Hymenocallis caroliniana (L.) Herb.
CC = 8
CW = -5
MOC = 9
Family - Liliaceae
Habit - Perennial with large, stout bulbs.
Stems - Aerial stems erect, to 75 cm, unbranched, glabrous, slightly flattened.
Leaves - Basal, to 65 cm, linear and straplike, slightly folded longitudinally, glabrous, often glaucous.
Inflorescences - Terminal at the tips of aerial stems, umbels of 2-6 flowers, subtended by a whorl of 2-6 bracts, these 3-5 cm long, linear to narrowly triangular, white and papery at maturity.
Flowers - Sessile, ascending to spreading. Perianth 12-25 cm long, fused into a narrow tube in the lower half, the lobes linear, spreading, white. Broadly funnelform corona of petaloid tissue 3-4 cm long present inside the perianth lobes at the top of the perianth tube. Stamens 6, fused to the corona. Style 1, slender, the stigma capitate. Ovary inferior, with 3 locules, each with 2 ovules.
Fruits - Ovoid, soft-walled capsules, 15-25 mm long.
Flowering - July - August.
Habitat - Swamps, wet bottomland forests.
Origin - Native to the U.S.
Lookalikes - None.
Other info. - This bizarre but beautiful species is found in Missouri only in the bootheel region.
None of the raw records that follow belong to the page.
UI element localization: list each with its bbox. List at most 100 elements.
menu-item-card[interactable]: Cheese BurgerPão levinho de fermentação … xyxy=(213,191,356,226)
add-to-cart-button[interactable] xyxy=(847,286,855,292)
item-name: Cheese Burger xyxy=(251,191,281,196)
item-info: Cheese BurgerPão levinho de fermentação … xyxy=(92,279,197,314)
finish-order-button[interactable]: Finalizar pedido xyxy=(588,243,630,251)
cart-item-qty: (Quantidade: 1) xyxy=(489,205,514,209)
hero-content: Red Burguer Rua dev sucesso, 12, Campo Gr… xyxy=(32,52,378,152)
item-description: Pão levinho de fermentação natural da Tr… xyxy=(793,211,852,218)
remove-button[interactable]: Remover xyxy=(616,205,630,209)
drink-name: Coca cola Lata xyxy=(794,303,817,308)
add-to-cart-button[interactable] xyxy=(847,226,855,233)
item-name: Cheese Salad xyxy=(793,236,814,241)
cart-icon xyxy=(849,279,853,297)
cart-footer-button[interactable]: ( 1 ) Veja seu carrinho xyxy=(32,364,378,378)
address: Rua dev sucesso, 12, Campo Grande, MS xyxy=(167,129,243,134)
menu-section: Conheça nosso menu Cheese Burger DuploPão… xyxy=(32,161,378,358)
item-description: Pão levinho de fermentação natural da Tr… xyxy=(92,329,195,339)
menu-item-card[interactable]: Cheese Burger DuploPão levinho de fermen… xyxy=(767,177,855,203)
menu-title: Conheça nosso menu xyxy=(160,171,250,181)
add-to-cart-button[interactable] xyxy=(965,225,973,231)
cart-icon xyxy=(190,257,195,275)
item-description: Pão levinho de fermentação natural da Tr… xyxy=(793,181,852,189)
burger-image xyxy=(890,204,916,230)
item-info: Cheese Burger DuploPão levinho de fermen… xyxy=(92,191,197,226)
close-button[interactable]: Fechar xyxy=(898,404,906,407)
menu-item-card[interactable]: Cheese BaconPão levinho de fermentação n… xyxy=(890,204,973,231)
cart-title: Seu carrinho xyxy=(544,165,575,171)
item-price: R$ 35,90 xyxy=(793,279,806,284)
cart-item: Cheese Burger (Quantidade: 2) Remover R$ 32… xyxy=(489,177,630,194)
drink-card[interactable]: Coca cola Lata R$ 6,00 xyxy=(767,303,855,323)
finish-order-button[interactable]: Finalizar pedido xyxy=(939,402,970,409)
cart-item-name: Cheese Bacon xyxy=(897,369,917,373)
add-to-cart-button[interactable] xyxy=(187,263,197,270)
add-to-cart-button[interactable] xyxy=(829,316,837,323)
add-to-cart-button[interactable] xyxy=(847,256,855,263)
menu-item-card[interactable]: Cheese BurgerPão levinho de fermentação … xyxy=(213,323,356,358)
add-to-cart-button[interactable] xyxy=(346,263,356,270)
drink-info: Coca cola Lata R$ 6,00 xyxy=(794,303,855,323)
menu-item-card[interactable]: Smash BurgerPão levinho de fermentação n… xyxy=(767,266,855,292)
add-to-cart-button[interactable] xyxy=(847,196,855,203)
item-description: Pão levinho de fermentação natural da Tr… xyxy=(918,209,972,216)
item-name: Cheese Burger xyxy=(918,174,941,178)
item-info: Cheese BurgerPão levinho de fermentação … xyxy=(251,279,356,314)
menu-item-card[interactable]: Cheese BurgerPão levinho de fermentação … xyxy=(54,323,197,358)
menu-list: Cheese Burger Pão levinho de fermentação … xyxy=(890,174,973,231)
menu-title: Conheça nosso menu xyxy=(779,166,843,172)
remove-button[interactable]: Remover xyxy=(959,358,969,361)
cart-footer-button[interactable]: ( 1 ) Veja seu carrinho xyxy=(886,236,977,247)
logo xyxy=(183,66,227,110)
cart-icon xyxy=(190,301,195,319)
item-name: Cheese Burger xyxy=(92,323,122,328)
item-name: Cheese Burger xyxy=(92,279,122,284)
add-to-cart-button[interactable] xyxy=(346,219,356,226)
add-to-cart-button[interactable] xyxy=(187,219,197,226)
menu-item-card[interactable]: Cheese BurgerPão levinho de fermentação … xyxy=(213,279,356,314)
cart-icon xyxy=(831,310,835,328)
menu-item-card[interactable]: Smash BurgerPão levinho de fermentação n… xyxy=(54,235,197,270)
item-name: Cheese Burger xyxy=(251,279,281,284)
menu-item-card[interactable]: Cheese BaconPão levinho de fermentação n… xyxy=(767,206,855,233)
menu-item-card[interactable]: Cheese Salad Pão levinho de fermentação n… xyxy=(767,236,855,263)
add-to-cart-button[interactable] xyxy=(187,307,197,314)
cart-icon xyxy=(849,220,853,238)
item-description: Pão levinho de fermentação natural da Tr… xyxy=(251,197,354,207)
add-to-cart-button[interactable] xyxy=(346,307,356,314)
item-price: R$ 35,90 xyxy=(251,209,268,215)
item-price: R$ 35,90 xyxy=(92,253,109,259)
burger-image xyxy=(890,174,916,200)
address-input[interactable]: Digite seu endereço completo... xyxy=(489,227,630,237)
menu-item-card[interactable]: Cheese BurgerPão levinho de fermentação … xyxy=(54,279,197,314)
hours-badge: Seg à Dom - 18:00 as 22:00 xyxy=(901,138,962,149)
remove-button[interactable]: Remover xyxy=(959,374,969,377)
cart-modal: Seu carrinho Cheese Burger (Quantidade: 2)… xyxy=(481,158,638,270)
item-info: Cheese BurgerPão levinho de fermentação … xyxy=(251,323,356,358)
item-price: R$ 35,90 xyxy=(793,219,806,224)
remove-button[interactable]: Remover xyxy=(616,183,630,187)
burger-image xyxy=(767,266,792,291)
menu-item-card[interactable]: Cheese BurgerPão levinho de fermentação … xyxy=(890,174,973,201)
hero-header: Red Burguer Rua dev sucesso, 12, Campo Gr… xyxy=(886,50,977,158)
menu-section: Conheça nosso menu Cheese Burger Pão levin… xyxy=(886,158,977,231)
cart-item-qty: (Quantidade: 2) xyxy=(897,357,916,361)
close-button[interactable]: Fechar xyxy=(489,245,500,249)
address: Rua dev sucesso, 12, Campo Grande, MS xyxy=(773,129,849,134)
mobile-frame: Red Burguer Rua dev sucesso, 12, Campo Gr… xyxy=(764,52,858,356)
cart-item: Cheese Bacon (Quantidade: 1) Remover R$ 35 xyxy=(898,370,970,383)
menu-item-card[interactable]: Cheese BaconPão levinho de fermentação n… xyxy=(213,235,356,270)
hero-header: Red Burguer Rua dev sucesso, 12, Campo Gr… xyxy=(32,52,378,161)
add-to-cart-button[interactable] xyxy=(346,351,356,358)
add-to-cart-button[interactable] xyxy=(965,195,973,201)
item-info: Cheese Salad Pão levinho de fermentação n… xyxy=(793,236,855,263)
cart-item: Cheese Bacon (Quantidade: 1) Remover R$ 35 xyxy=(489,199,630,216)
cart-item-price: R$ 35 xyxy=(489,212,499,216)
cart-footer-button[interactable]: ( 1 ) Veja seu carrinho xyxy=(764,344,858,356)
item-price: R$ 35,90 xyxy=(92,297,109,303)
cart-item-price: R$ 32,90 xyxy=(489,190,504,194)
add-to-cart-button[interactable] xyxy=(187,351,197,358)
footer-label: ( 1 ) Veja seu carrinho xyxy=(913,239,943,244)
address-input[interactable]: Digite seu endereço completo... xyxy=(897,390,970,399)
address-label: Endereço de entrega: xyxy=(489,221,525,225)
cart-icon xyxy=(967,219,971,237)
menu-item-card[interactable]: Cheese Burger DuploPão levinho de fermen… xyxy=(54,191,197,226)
Beyond Missouri its range extends southeastward into the Deep South. When flowering the plant is impossible to mistake for anything else in the state. The seeds are relatively large and soft, with the capsules frequently appearing lumpy because of uneven seed development within each locule. The flowers are fragrant, and the plant deserves wider cultivation as a striking addition to the ornamental garden.
Photographs taken at Otter Slough Conservation Area, Stoddard County, MO, 7-31-2015 and 8-15-2021, and Duck Creek Conservation Area, Stoddard County, MO, 8-12-2015 (SRTurner).